Currently it only supports getting more contact information from SharePoint, but I checked out the Outlook 2010 site, and it seems that authors will be able to write plugins to pull content about contacts from external sites - presumably sites like Facebook, Linkedin, Twitter and others.
The information is displayed in a popup box a the bottom of e-mails, and other locations where you’re looking at contacts.
I don’t know about you, but I was always fed up with how Outlook 2007 seemed to fail every time when I started typing a contact’s name in the “To” field of an e-mail. That seems to have been solved in Outlook 2010!
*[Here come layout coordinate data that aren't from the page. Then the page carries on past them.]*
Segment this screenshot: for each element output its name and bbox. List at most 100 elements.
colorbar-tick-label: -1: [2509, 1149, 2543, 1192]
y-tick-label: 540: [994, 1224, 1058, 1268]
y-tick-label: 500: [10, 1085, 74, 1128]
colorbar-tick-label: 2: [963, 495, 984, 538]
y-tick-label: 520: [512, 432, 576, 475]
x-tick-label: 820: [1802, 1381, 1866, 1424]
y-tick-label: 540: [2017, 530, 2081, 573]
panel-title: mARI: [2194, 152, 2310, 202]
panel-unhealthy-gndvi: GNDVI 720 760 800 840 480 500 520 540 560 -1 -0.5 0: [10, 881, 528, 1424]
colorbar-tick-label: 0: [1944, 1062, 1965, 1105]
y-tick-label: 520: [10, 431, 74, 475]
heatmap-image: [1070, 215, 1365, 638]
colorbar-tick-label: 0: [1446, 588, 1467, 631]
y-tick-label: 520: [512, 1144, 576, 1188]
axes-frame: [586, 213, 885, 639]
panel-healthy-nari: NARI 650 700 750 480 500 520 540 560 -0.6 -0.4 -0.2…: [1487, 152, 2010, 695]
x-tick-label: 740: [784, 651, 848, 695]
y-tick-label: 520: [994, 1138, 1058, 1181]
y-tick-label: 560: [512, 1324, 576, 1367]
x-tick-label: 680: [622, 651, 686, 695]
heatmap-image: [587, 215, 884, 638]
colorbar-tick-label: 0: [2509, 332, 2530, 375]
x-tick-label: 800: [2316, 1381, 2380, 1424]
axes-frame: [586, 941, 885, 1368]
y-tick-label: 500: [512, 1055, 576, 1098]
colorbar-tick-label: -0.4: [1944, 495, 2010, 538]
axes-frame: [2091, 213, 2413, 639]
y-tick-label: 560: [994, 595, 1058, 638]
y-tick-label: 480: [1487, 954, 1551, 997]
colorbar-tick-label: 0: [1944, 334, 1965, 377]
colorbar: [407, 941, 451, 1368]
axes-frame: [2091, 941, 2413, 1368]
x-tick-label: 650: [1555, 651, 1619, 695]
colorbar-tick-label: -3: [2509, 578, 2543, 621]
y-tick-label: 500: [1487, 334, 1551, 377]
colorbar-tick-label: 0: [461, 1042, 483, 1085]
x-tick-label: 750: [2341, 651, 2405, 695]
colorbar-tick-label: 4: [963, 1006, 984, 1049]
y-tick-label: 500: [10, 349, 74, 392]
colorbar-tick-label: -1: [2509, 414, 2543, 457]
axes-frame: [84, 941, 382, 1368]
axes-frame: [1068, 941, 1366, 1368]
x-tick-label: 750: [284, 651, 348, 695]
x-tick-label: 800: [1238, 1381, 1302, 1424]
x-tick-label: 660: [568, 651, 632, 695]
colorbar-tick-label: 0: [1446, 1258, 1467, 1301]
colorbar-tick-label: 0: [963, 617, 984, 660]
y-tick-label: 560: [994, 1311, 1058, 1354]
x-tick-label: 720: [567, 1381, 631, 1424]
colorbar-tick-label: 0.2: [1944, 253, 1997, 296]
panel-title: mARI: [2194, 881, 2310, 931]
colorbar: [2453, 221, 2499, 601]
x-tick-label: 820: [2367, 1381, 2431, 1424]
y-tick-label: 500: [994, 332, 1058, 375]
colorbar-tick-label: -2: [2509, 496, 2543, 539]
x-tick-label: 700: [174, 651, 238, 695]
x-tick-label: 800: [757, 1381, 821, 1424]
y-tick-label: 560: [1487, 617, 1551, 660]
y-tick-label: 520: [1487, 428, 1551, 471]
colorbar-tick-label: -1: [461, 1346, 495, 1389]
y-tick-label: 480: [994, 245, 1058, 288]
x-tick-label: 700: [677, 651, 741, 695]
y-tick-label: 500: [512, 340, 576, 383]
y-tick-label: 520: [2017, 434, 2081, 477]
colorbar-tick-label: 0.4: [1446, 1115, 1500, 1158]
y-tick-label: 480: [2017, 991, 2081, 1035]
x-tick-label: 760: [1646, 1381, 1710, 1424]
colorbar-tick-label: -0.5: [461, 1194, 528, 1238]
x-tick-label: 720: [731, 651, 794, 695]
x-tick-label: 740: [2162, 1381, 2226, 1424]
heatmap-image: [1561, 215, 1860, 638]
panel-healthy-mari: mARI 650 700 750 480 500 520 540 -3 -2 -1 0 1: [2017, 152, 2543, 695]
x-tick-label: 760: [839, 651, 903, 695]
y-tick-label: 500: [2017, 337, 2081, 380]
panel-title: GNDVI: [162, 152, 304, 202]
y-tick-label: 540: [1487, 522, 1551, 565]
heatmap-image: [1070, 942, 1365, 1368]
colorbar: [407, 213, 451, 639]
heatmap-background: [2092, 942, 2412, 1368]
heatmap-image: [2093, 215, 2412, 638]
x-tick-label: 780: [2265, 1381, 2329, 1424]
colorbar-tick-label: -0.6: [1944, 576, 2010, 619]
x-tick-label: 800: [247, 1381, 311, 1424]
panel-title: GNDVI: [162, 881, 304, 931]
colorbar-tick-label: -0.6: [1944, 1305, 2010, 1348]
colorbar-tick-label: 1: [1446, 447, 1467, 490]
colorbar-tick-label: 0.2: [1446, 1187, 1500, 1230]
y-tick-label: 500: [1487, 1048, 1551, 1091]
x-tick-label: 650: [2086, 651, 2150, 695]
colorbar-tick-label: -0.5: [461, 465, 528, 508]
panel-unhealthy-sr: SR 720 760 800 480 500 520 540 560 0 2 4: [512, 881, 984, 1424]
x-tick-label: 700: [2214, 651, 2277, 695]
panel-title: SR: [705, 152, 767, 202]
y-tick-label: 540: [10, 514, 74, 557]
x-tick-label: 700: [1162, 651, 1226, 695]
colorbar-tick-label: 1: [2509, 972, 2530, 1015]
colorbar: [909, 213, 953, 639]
The last little enhancement comes with Windows 7, and the Jump Lists feature.
Right clicking on the Outlook icon on the taskbar brings up this menu, which makes it really easy to get started on something.
The Ribbon’s assimilation of the rest of the Office suite continues with OneNote and Publisher.
OneNote’s menu is particularly cool, in that it only pops up from the tabs when you select them, keeping out of the way the rest of the time.
Other tweaks and the new File menu improve the OneNote and Publisher user experiences a lot too.
Like Word, not much has changed (on the surface, at least) in Excel and PowerPoint, other than the addition of the File menu, and a few enhancements and tweaks here and there. Here’s some shots of what they look like now.
Having had a decent chance to play with the applications, I am once again very impressed by the quality of Beta that Microsoft has produced. The applications are all stable, pretty much feature-complete, and working well.
Office 2010 is definitely a substantial evolution of the suite. Critics will say that it does not change much, and that it is not that much different from Office 2007, yet some of its new features pave the way for a lot of great things to come.
When matched up with the Office Web Apps and Office Mobile, this should be a great proposition that I look forward to working with in the future.